My stepfather and I used to argue politics all the time. It was fun for us, but it drove Mother nuts. I asked Mother point blank one time if she agreed with all of Daddy's political views. She said sometimes she did, sometimes she didn't, but in either case, she always told him she agreed with him. Then, she told me, when she went into the voting booth, she voted for the candidate she liked best.

The pressure on Maria Shriver to support the Republican Party or stay mum must have been substantial. Not from her husband, necessarily, but from her own knowledge that in speaking out she'd set herself up for censure from those who pull Republican Party strings. I'm sure that as I write this, there are men in suits gathering to discuss one specific agenda item: "How do you solve a problem like Maria?"

Nevertheless, there she was, her face bare of makeup, encouraging people not to be afraid to vote with their hearts, not to be afraid to take a stand. She was an unscheduled speaker. She had come, she said, after leaving with her daughter for an earlier, non-political event and realizing she needed to follow her heart to the rally at UCLA.

It's a moment I wouldn't have missed for the world. If you've noticed my absence from the blogosphere in the last few days, it's because I've been glued to the television set, flipping from one news channel to the other, listening for every word spoken by every candidate. Despite my best intentions, I've become a political junkie.

One of the things I've enjoyed most about blogging is the discovery of how much we are all alike, how much we have in common when it comes right down to our cares, our concerns, our hopes and dreams. In the blogosphere, it's our similarities, more than our differences, that draw us together. Distinctions such as gender, race, age, nationality, and sexual preference seem to blur when we read another blogger's words and recognize pieces of ourselves, our shared humanity.

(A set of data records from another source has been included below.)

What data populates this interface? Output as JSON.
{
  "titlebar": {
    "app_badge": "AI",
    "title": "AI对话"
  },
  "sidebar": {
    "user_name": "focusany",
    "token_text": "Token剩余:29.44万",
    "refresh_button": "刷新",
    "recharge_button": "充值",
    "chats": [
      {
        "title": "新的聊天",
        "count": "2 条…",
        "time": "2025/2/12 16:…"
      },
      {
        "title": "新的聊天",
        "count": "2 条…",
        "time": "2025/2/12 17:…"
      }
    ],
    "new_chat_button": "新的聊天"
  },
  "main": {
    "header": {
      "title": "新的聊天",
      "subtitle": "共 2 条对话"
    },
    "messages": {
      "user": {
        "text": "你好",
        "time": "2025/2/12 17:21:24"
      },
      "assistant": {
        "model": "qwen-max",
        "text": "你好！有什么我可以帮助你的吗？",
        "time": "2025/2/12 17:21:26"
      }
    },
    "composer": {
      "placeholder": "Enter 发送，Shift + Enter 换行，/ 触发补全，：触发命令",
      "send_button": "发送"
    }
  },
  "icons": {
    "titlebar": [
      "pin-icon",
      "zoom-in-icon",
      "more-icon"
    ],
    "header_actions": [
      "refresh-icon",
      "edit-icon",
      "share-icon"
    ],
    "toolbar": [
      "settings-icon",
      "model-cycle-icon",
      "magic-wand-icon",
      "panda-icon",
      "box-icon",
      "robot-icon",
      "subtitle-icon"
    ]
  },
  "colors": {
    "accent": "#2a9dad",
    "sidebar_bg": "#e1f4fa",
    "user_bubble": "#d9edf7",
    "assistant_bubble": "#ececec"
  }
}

Because I feel protective about those good feelings, I've never wanted to make this a political blog. In real life, I'll discuss politics with people I know well, people I trust, but certainly not with casual acquaintances. And I've never wanted my little corner of the Internet to be sullied by controversy. I still don't want that.

But today something changed for me. With the courage of her convictions, Maria Shriver stood up in front of the world and spoke her own mind. Having witnessed that moment, I can't, in good conscience, do less. So, with hope in my heart and a yearning for a leader who can inspire the best efforts of each of us, I'll stand up in the safety of this little blog and be counted as a vote for Barack Obama. If you haven't made up your minds yet, maybe you'll give him a second look.

Today, I'll put my trust in you, dear readers. I'll trust you to look into your own hearts, follow your own dreams and vote as you please. At the same time, I'll trust you not to leave comments telling me what's wrong with the candidate I like or what's wrong with me for making that choice. I'll trust you to understand that I don't even need your affirmation if you happen to agree with me. And if you choose to write about your political opinions on your own blog, I'll read whatever you have to say, give it thoughtful consideration, and still respect you in the morning.

In her speech today, Maria Shriver quoted a line from the Hopi Elders: "We are the ones we've been waiting for." Making a difference is up to us, isn't it? Follow your heart and vote for the candidate of your choice, and please don't let apathy or cynicism convince you your vote won't matter.